When O'Neill returned to Pittsburgh Three years later, he opened his own consulting firm with his son, Paul O'Neill, Jr. He wanted to take the concept of the open office even further: no cubicles, and no ordinary walls in a 6,000-sf space along the confluence of the Allegheny, Monongahela, and Ohio rivers. Once again, he called on The Design Alliance to make that vision a reality.

A more open office

“We knew we were working with one of the best brains in office design, so we had to express the personal and professional philosophies of the client,” said Martin Powell, AIA, principal-in-charge of the project at The Design Alliance. “We also wanted it to be a space that serves the purpose of a meeting place for public and private clients, yet the suite also had to support individual work and one-on-one collaboration.”

This diagram shows how the track carrying the door’s rollers sit in front of the fixed glass. It also shows how the mounted frame is hidden in the ceiling.

Powell and his team used clear glass for most of the walls to achieve actual transparency and to allow the 6,000-sf space to be almost entirely daylit. The team specified a three-foot clerestory to achieve the daylighting goal. They also tore out an existing eight-foot ceiling to give the whole space an 11-foot height.

Because the office is only 100 yards from Pittsburgh's Point State Park, the design team wanted everyone using the space to be able to see the lush outdoor environment, again using lots of glass. The office's main sliding glass doors not only conserve space, but their hardware is entirely hidden within the ceiling plenum.

Powell said the Building Team made a point of hiding the sliding doors' structure. “The tracks and railings for the sliding doors only required a shallow depth of about six inches into the plenum so we could cut into it that much,” he said. “The glass partitions themselves were frameless.”

Art along the river

The open office plan also showcases O'Neill's personal art collection. A main exhibit area is located along the primary corridor spine that runs the entire length of the office. Perforated metal shades on the exterior windows block out glare and heat, yet still allow views of the waterways and downtown skyline.

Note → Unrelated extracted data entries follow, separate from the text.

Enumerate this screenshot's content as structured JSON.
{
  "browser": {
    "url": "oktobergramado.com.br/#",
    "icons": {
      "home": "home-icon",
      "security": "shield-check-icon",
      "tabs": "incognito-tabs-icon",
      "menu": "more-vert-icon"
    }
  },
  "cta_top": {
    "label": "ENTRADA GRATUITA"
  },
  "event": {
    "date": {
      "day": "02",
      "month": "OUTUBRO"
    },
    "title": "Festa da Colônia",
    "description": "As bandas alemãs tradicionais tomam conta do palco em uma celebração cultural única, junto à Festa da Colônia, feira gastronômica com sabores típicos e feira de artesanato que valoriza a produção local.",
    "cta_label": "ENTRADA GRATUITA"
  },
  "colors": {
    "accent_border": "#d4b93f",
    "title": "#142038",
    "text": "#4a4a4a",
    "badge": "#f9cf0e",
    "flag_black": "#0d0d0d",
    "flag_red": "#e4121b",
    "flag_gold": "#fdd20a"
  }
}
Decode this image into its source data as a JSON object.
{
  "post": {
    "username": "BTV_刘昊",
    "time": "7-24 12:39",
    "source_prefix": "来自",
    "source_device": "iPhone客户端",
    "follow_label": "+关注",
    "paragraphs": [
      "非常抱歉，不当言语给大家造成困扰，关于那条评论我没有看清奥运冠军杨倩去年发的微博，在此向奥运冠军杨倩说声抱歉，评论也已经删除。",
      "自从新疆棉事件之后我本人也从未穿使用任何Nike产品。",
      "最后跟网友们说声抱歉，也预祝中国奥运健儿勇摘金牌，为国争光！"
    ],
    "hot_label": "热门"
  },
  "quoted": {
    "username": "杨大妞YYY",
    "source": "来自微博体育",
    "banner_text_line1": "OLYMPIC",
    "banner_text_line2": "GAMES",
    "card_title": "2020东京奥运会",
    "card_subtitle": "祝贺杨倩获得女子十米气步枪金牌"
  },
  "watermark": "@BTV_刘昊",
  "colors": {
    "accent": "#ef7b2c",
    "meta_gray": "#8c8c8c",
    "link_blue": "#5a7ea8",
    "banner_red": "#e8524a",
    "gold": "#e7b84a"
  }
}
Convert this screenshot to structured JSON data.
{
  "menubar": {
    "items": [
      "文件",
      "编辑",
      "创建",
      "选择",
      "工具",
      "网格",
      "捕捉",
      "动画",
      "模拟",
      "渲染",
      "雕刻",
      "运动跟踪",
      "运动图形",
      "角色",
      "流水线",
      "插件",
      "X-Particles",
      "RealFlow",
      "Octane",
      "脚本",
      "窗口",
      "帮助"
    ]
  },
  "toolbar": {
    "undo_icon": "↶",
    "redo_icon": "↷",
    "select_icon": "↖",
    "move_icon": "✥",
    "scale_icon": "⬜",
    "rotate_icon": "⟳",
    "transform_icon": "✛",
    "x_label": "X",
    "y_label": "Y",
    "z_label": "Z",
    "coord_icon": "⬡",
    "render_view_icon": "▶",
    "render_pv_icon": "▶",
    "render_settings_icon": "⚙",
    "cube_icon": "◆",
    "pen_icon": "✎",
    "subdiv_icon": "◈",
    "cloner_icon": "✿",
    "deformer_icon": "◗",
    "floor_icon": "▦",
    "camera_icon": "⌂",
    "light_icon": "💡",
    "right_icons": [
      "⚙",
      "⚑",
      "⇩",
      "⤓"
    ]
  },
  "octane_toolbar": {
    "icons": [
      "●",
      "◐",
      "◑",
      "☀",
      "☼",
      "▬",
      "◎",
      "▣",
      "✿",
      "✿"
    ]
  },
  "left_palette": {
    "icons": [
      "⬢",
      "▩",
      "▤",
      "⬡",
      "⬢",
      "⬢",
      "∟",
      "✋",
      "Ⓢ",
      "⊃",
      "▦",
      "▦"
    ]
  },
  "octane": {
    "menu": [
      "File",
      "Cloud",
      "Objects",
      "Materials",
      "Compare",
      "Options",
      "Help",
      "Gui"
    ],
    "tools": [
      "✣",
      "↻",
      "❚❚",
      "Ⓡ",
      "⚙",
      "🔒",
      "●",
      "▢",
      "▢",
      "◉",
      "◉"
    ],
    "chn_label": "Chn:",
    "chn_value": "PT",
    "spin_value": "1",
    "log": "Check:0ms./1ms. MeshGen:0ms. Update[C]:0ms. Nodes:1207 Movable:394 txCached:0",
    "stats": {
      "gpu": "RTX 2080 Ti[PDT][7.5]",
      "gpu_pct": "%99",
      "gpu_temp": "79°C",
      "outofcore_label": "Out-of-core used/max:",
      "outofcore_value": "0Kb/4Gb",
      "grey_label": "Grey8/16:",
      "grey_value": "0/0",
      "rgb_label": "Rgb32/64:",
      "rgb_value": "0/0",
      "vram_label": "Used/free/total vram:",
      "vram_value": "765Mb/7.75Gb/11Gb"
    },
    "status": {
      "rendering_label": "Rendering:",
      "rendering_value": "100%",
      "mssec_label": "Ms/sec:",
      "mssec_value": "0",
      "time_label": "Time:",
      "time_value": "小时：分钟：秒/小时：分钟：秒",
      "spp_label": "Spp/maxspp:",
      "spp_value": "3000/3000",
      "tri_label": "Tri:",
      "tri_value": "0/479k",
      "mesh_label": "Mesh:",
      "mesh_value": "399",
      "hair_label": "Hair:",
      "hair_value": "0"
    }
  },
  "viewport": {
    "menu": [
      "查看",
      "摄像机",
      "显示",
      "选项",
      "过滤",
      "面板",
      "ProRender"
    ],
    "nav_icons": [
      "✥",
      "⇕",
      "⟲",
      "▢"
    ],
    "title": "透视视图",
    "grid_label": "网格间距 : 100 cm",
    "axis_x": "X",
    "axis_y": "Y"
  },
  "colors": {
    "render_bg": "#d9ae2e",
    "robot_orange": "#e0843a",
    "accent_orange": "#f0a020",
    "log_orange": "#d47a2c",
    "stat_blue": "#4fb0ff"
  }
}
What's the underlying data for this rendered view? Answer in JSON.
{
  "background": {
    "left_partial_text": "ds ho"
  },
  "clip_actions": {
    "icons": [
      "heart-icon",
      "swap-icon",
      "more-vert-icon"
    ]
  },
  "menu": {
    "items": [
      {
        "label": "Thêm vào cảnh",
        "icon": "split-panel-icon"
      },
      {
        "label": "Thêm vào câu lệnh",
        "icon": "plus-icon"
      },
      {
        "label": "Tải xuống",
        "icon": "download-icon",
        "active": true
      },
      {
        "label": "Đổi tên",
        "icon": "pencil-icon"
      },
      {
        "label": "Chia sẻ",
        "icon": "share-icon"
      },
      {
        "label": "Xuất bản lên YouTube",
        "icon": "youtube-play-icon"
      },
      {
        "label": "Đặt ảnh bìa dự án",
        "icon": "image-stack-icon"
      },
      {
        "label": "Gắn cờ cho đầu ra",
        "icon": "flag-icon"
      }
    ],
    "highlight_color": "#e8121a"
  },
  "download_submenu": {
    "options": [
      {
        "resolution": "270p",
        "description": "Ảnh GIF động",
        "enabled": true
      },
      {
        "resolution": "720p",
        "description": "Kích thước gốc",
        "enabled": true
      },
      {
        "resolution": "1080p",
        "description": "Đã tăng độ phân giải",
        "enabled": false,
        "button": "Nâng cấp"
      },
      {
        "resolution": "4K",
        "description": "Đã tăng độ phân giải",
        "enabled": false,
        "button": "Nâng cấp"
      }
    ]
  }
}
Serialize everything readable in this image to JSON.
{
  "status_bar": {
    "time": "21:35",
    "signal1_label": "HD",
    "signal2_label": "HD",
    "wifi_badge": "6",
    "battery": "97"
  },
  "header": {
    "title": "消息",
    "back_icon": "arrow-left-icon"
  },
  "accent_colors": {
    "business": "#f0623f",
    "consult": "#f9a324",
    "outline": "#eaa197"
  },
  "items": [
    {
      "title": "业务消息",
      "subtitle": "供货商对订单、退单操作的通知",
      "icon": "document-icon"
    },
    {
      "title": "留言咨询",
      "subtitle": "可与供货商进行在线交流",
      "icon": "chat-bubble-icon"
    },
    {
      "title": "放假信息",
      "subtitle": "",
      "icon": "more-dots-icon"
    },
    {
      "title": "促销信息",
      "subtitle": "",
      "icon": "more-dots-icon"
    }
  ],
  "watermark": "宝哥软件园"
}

“The riverfront location really influenced the organization of the plan,” Powell said. “The layers of spatial zones along the river's edge are carried into the space and the views across the river.”

For O'Neill, the open space was perfect for his company's consulting work in government and healthcare.

“About 60% of my time is now involved in healthcare and government reform of the healthcare system,” he said. “My son sits on the board of the Western Pennsylvania Historical Society, so much of what happens in this office is public meetings and events, and we couldn't be happier with the open environment this office brings to those public events.”